Hisler ve Eşyalar

Yaşadığımız ortamda düşünme şeklimizi etkileyebilme gücüne sahip birçok eşya var. Eşyadan eşyaya ve zamandan zamana da bu güç pozitif, negatif veya tam olarak açıklayamayacağımızı düşündüğüm bazı başka duygulara yönelik olabiliyor. Peki sebebi ne bunun? Neden belli amaçlar için yapılan spesifik şeyler insanlarda farklı duygular uyanmasına sebep olsun?
Anılar, insanlar yaşadıklarıyla ve bu yaşantılarının içeriklerini harmanlayabilmeleriyle kısıtlıdır. Yani tecrübe ve yaratıcılık. Bunu kör bir insana bir rengi anlatamayacağınız gerçeğiyle örneklendirebiliriz. Peki eşyaların bununla ne alakası var? Şöyle, insan ve diğer pek çok canlı, hayatta kalma mücadelesi gereği duyularının ona getirdiği iletileri birbirine bağlamaya meyilli gelişmişlerdir. Mantıklı olan da bu zaten. Bir kaplan avının çıkaracağı türden bir ses duyduğunda, özellikle de açsa, avını bulacağını düşündüğünden oraya yönelir. Bu ve bunun gibi durumlar iki çok fazla bir arada deneyimlenmiş şeyin zihinde bütünleşmesiyle ve bundan dolayı da ister istemez varsayımlarda bulunmamızla alakalıdır. Bu kaplana avının sesini kaliteli bir hoparlörden de verseniz ses gerçekten avından da gelse kaplan edindiği tecrübelerden dolayı hemen bunun bir avdan geldiği varsayımında bulunur ve sonraki hareketini buna göre yapar. Bu çok bariz bir örnekti, ama bu durum detay gibi duran şeyler için de geçerli olabilir. Kafatası karamsar düşüncelere yol açar çünkü genelde birileri ölene kadar gördüğümüz bir şey değildir. Mutlu zamanımızda dinlediğiniz bir müzik başka bir zaman tekrar dinlediğinizde mutlu olmamıza yardımcı olur. Yazı kapağında gördüğünüz uçak resmi sizi yazının uçaklarla veya uçmakla ilgili olduğuna inandırabilir.

bu görselin sizi iyi hissettirmediğini varsayıyorum

Sıra geldi boş yapmaya. Şimdi siz bunu büyük ihtimalle saygısızlık veya umursamazlık olarak algılayacaksınız.

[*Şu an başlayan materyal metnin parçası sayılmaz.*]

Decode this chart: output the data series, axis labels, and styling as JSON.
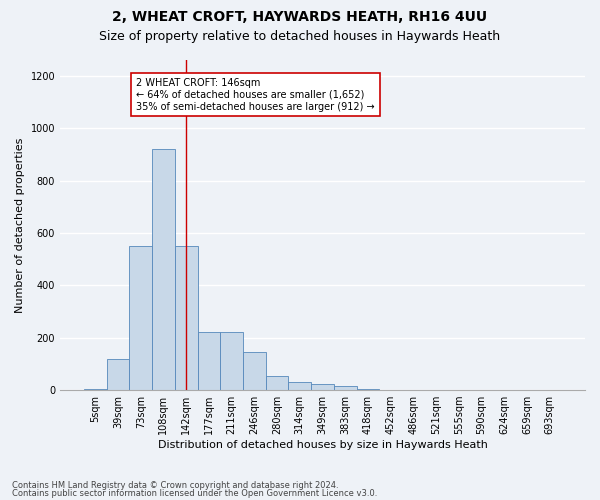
{
  "title1": "2, WHEAT CROFT, HAYWARDS HEATH, RH16 4UU",
  "title2": "Size of property relative to detached houses in Haywards Heath",
  "xlabel": "Distribution of detached houses by size in Haywards Heath",
  "ylabel": "Number of detached properties",
  "categories": [
    "5sqm",
    "39sqm",
    "73sqm",
    "108sqm",
    "142sqm",
    "177sqm",
    "211sqm",
    "246sqm",
    "280sqm",
    "314sqm",
    "349sqm",
    "383sqm",
    "418sqm",
    "452sqm",
    "486sqm",
    "521sqm",
    "555sqm",
    "590sqm",
    "624sqm",
    "659sqm",
    "693sqm"
  ],
  "values": [
    5,
    120,
    550,
    920,
    550,
    220,
    220,
    145,
    55,
    30,
    25,
    15,
    5,
    2,
    1,
    0,
    0,
    0,
    0,
    0,
    0
  ],
  "bar_color": "#c8d8e8",
  "bar_edge_color": "#5588bb",
  "vline_x_index": 4,
  "vline_color": "#cc0000",
  "annotation_text": "2 WHEAT CROFT: 146sqm\n← 64% of detached houses are smaller (1,652)\n35% of semi-detached houses are larger (912) →",
  "annotation_box_color": "white",
  "annotation_box_edge_color": "#cc0000",
  "ylim": [
    0,
    1260
  ],
  "yticks": [
    0,
    200,
    400,
    600,
    800,
    1000,
    1200
  ],
  "footer1": "Contains HM Land Registry data © Crown copyright and database right 2024.",
  "footer2": "Contains public sector information licensed under the Open Government Licence v3.0.",
  "bg_color": "#eef2f7",
  "grid_color": "#ffffff",
  "title1_fontsize": 10,
  "title2_fontsize": 9,
  "xlabel_fontsize": 8,
  "ylabel_fontsize": 8,
  "tick_fontsize": 7,
  "annotation_fontsize": 7,
  "footer_fontsize": 6
}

Ama öyle değil. Size öyle geldi çünkü “boş yapma” terimi ile ilgili tecrübeleriniz bu yönde. Normal şartlar altında haklı da olurdunuz. Ön yargılar her ne kadar kötülense de hayatta kalmak için onlara ihtiyacımız var. Sağlıklı bir zihin ve beden için. Sağlıklı zihin için size az önce gösterdiğim örnek ve benzeri durumlarda insan ilişkilerinizi doğru bir şekilde kontrol altına almakta, beden için ise günlük hayatta karşılaşabileceğiniz tehlikeli durumlarda ihtiyacınız olacak ön yargılarınıza. Ön yargılar olmasaydı varsayımda bulunmak mümkün olmazdı. Buradan çıkan şey ise baştan beri bağlantılar olarak tanımladığımız “tecrübeler”in ön yargı denilen şeyin temeli olduğu. Bitirmeden önce şunu da belirtmek lazım, ön yargılamanın bir limiti olmalı ve bu yargılara kesin gözüyle bakılmamalı. Biri, eğer kötü biri gibi dursa bile bile iyi olduğu ihtimalini tamamen görmezden gelmek yanlış olurdu. Ön yargılar her zaman kesin gerçekler değildir.